Today Zhang Yimou is China's ambassador to sophisticated moviegoers. He is a world-class artist who gives his films (Red Sorghum, Ju Dou, Raise the Red Lantern) heartbreak and visual grandeur. But people do not see Zhang's films so much as they read them, like fortune cookies, for signs and omens about the interior life of a forbidden country. Forbidden to him as well: the Chinese authorities have withheld release of some of his films. And yet Zhang still works in his homeland, against all odds and with great grace. Just like the heroine of his spare new film parable.

In a remote northern province, the village chief (Lei Lao Sheng) has lost his temper and kicked a man (Liu Pei Qi) where it hurts. But Qiu Ju (Gong Li), the man's wife, is hurt mainly in the pride, and she resolves to get satisfaction for this slur. The local public-security bureau agent, Mr. Li (Ge Zhi Jun), a reasonable politician in a hopeless situation, tells the chief to pay Qiu Ju and her husband 200 yuan in reparation. When she comes to the chief for the payment, he strews 20 10-yuan notes on the ground. "You'll bow your head to me 20 times," he snorts, "and then we'll be even." She leaves the money where it is, saying, "I'll decide when we're even."

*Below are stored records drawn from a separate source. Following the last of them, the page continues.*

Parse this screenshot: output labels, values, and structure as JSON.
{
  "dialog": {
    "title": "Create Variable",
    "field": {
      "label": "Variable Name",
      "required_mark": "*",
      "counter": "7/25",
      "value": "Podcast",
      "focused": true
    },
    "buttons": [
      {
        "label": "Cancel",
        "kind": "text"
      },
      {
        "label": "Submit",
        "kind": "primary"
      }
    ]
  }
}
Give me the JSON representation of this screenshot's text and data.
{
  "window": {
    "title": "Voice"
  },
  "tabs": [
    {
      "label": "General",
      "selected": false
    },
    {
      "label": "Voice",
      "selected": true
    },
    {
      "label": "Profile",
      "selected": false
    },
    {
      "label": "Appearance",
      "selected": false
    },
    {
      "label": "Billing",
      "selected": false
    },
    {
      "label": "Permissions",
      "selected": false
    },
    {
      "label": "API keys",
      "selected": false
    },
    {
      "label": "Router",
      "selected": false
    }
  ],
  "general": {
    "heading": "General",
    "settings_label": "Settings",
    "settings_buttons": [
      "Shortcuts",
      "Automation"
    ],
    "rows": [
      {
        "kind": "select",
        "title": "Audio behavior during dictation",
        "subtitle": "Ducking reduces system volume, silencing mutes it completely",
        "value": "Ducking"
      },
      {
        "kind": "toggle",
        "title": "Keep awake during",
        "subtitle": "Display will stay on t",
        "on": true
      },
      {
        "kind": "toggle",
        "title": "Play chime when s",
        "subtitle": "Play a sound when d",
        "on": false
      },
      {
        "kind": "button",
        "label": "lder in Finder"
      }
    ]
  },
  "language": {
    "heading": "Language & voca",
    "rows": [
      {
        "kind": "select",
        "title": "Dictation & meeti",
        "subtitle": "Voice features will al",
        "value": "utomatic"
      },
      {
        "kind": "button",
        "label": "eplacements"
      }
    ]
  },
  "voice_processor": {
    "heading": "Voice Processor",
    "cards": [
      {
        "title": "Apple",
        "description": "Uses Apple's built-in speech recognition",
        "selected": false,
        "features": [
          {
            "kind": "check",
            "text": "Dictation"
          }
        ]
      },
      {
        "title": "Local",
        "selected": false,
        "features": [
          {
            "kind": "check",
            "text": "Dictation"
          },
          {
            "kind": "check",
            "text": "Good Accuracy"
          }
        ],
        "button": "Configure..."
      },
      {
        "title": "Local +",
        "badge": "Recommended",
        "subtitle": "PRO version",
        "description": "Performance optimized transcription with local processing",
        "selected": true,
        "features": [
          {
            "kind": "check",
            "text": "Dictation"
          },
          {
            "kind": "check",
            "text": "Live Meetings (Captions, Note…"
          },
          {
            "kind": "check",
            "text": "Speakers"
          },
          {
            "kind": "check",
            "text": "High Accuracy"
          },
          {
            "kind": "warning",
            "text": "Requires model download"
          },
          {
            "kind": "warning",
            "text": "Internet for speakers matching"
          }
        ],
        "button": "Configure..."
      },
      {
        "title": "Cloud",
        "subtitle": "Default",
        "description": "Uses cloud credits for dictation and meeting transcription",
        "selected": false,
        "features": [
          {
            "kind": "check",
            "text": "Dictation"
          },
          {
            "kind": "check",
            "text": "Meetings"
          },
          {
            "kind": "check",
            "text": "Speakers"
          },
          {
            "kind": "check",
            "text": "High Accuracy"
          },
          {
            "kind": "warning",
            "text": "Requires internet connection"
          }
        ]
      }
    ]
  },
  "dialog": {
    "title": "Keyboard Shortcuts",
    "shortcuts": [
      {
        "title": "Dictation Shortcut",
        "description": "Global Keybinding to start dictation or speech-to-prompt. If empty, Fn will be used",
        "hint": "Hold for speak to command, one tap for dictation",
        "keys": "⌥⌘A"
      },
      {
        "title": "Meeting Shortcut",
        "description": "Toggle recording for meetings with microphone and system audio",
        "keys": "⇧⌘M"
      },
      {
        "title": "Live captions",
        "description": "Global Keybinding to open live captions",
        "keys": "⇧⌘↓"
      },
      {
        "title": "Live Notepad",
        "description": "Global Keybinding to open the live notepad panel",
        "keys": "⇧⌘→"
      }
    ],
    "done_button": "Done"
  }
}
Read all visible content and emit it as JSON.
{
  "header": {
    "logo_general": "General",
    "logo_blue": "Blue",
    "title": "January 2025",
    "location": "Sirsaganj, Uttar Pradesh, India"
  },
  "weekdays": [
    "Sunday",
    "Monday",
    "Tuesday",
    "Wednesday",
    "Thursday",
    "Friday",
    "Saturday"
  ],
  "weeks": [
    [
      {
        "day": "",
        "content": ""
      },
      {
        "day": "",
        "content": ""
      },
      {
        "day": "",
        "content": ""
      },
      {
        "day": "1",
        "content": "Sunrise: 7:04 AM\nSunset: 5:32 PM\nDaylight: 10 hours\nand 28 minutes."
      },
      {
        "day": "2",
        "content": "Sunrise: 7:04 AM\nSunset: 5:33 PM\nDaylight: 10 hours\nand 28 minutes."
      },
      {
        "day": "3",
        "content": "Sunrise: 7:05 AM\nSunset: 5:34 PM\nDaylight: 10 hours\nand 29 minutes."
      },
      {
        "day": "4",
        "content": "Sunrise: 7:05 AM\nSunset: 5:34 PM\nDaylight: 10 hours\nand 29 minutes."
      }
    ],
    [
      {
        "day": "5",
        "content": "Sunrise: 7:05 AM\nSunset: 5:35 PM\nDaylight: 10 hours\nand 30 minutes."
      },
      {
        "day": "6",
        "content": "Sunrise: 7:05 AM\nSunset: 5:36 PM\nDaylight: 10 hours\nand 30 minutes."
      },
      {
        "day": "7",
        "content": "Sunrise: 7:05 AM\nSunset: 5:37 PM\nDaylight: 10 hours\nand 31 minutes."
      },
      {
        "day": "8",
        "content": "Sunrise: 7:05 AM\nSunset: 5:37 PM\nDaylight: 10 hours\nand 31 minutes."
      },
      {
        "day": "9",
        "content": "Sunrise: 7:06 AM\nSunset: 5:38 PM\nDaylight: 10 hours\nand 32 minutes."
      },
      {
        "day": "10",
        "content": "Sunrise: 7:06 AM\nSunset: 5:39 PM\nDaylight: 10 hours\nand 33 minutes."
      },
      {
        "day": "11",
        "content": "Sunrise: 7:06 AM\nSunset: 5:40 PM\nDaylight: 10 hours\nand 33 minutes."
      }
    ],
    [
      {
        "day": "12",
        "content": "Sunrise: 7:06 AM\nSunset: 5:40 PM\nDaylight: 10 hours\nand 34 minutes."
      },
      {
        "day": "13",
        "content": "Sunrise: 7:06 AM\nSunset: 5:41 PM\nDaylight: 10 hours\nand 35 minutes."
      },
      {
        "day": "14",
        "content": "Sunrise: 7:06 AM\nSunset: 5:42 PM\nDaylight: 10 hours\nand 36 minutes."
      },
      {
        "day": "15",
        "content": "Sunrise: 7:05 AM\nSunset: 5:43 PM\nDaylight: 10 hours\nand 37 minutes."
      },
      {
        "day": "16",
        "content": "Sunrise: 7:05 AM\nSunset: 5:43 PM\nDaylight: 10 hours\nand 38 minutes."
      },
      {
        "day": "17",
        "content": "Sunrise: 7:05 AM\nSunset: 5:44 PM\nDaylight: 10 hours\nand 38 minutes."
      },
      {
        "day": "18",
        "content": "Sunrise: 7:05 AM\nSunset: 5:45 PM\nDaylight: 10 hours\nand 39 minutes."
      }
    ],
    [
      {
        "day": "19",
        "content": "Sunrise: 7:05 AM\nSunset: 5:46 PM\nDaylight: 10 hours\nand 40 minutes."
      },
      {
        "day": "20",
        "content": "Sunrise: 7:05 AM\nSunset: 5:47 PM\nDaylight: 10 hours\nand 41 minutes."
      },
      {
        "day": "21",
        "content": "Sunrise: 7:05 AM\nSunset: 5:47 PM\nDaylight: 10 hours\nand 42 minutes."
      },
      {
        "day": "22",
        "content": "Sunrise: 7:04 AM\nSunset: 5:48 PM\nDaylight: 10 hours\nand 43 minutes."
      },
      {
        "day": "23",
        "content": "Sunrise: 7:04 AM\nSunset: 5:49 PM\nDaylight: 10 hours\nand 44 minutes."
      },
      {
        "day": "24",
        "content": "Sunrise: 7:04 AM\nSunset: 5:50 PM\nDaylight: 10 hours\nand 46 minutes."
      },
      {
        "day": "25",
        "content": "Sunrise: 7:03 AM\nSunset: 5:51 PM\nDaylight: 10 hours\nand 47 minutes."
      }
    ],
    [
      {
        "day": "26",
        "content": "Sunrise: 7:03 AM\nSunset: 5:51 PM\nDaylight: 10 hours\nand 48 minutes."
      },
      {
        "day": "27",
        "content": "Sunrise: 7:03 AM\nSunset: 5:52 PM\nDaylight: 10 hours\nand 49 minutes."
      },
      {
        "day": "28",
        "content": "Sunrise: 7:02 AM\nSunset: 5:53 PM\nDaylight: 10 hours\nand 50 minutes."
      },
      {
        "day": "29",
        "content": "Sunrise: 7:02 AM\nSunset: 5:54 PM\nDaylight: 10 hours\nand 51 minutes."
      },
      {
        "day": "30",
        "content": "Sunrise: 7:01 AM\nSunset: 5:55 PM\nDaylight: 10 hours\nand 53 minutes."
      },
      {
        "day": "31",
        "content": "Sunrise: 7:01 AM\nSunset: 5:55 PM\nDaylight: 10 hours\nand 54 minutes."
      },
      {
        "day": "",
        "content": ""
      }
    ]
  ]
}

Thus begins Qiu Ju's sad pilgrimage through the endless labyrinth of the Chinese bureaucracy. She petitions the People's District This and the Revolutionary Intermediate That. She seeks the help of a professional letter writer, who promises to destroy the village chief by writing a "merciless" letter. (He tells Qiu Ju he's written six of these; two of the recipients were subsequently shot, he says, and four got life sentences.) To impress the officials, Qiu Ju gives them fruit and buys an ill-fitting striped jacket that unfortunately makes her look even more like a hick chick from the sticks. All to wipe that smirk off the village chief's face -- and to save hers.

That face is worth saving, since the title role is played by the radiantly sullen Gong, who has starred in all of Zhang's features and who was declared best actress at last year's Venice Film Festival for this portrayal. As Qiu Ju or Ju Dou, as the bride in Red Sorghum or the balky mistress in Red Lantern, Gong has brought life and body to the director's ethereal cinema style. The Story of Qiu Ju relies even more on her personality than the team's earlier films. There Gong was swathed in luscious silks and period exoticism; here, in a glamourless contemporary role, she is swaddled in a down parka and saddled with a story whose contours are evident from the start. The drama is all in her dark eyes, where the fire of rebellion burns.

As film art, Qiu Ju is no match for the wondrous Red Lantern. But as a rare glimpse into the last communist monolith, it has the fascination of an individual's -- and a People's -- tragedy.